O grande risco fiscal do Brasil é a taxa de juros, por Carlos Frederico Alverga
O grande risco fiscal do Brasil é a taxa de juros
O Senhor Campos Netto afirmou num evento em Londres que o risco fiscal existente nas contas públicas brasileiras é que é a causa da taxa de juros elevadíssima que o Banco Central (BC) pratica. Na verdade, o que ocorre é exatamente o contrário, o grande risco fiscal do Brasil reside precisamente na exorbitante taxa de juros básica estabelecida em virtude de o Copom praticar uma política monetária extrema e desnecessariamente restritiva.
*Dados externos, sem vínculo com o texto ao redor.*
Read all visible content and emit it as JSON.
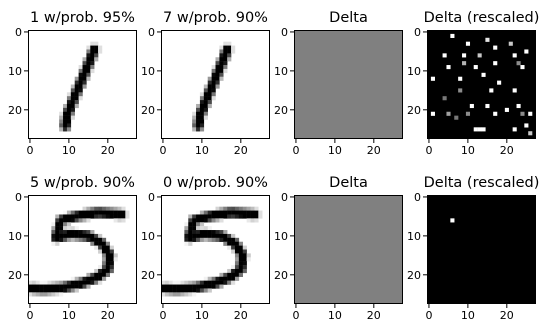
{
  "chart_data": [
    {
      "type": "heatmap",
      "title": "1 w/prob. 95%",
      "content": "digit-1",
      "cmap": "gray_r",
      "xticks": [
        0,
        10,
        20
      ],
      "yticks": [
        0,
        10,
        20
      ],
      "xlim": [
        0,
        27
      ],
      "ylim": [
        27,
        0
      ]
    },
    {
      "type": "heatmap",
      "title": "7 w/prob. 90%",
      "content": "digit-1",
      "cmap": "gray_r",
      "xticks": [
        0,
        10,
        20
      ],
      "yticks": [
        0,
        10,
        20
      ],
      "xlim": [
        0,
        27
      ],
      "ylim": [
        27,
        0
      ]
    },
    {
      "type": "heatmap",
      "title": "Delta",
      "content": "uniform-gray",
      "fill": "#808080",
      "xticks": [
        0,
        10,
        20
      ],
      "yticks": [
        0,
        10,
        20
      ],
      "xlim": [
        0,
        27
      ],
      "ylim": [
        27,
        0
      ]
    },
    {
      "type": "heatmap",
      "title": "Delta (rescaled)",
      "content": "sparse-dots",
      "background": "#000000",
      "xticks": [
        0,
        10,
        20
      ],
      "yticks": [
        0,
        10,
        20
      ],
      "xlim": [
        0,
        27
      ],
      "ylim": [
        27,
        0
      ],
      "cells": [
        [
          6,
          1,
          255
        ],
        [
          10,
          3,
          255
        ],
        [
          15,
          2,
          230
        ],
        [
          17,
          4,
          255
        ],
        [
          21,
          3,
          200
        ],
        [
          4,
          6,
          255
        ],
        [
          9,
          6,
          255
        ],
        [
          13,
          6,
          200
        ],
        [
          22,
          6,
          255
        ],
        [
          25,
          5,
          255
        ],
        [
          5,
          9,
          255
        ],
        [
          9,
          8,
          180
        ],
        [
          12,
          9,
          255
        ],
        [
          17,
          8,
          255
        ],
        [
          23,
          8,
          140
        ],
        [
          24,
          9,
          255
        ],
        [
          1,
          12,
          255
        ],
        [
          8,
          12,
          255
        ],
        [
          14,
          11,
          255
        ],
        [
          18,
          13,
          255
        ],
        [
          8,
          15,
          140
        ],
        [
          16,
          15,
          255
        ],
        [
          4,
          17,
          120
        ],
        [
          22,
          15,
          255
        ],
        [
          11,
          19,
          255
        ],
        [
          15,
          19,
          255
        ],
        [
          20,
          20,
          255
        ],
        [
          23,
          19,
          255
        ],
        [
          1,
          21,
          255
        ],
        [
          5,
          21,
          160
        ],
        [
          10,
          21,
          140
        ],
        [
          17,
          21,
          255
        ],
        [
          24,
          21,
          140
        ],
        [
          26,
          21,
          255
        ],
        [
          12,
          25,
          255
        ],
        [
          13,
          25,
          255
        ],
        [
          14,
          25,
          255
        ],
        [
          22,
          25,
          255
        ],
        [
          25,
          24,
          255
        ],
        [
          7,
          22,
          120
        ],
        [
          26,
          26,
          200
        ]
      ]
    },
    {
      "type": "heatmap",
      "title": "5 w/prob. 90%",
      "content": "digit-5",
      "cmap": "gray_r",
      "xticks": [
        0,
        10,
        20
      ],
      "yticks": [
        0,
        10,
        20
      ],
      "xlim": [
        0,
        27
      ],
      "ylim": [
        27,
        0
      ]
    },
    {
      "type": "heatmap",
      "title": "0 w/prob. 90%",
      "content": "digit-5",
      "cmap": "gray_r",
      "xticks": [
        0,
        10,
        20
      ],
      "yticks": [
        0,
        10,
        20
      ],
      "xlim": [
        0,
        27
      ],
      "ylim": [
        27,
        0
      ]
    },
    {
      "type": "heatmap",
      "title": "Delta",
      "content": "uniform-gray",
      "fill": "#808080",
      "xticks": [
        0,
        10,
        20
      ],
      "yticks": [
        0,
        10,
        20
      ],
      "xlim": [
        0,
        27
      ],
      "ylim": [
        27,
        0
      ]
    },
    {
      "type": "heatmap",
      "title": "Delta (rescaled)",
      "content": "sparse-dots",
      "background": "#000000",
      "xticks": [
        0,
        10,
        20
      ],
      "yticks": [
        0,
        10,
        20
      ],
      "xlim": [
        0,
        27
      ],
      "ylim": [
        27,
        0
      ],
      "cells": [
        [
          6,
          6,
          255
        ]
      ]
    }
  ]
}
Fazendo uma conta aritmética simples, podemos considerar que, caso o Governo Federal consiga obter um déficit primário de R$ 28 bilhões de modo a cumprir as regras do arcabouço fiscal, temos também que o dispêndio do Governo da União com juros em 2024 será em torno de R$ 750 bilhões, senão mais. Somando o déficit primário de R$ 28 bilhões com a conta de juros passivos de cerca de R$ 750 bilhões, temos um déficit nominal de R$ 778 bilhões, sendo que o déficit primário corresponde a apenas 3,59% do déficit nominal. A conta de juros passivos representa 96,41% do déficit nominal. O que é mais relevante: 3,59% ou 96,41%? Só esse pequeno e simples detalhe já desmente a falácia de Bob Fields Grandson. Demonstra-se facilmente, por intermédio de matemática elementar, que o desequilíbrio fiscal brasileiro é essencialmente de ordem financeira e proveniente, em 96,41% do seu montante, da exorbitante taxa/carga de juros que pesa sobre o orçamento da União.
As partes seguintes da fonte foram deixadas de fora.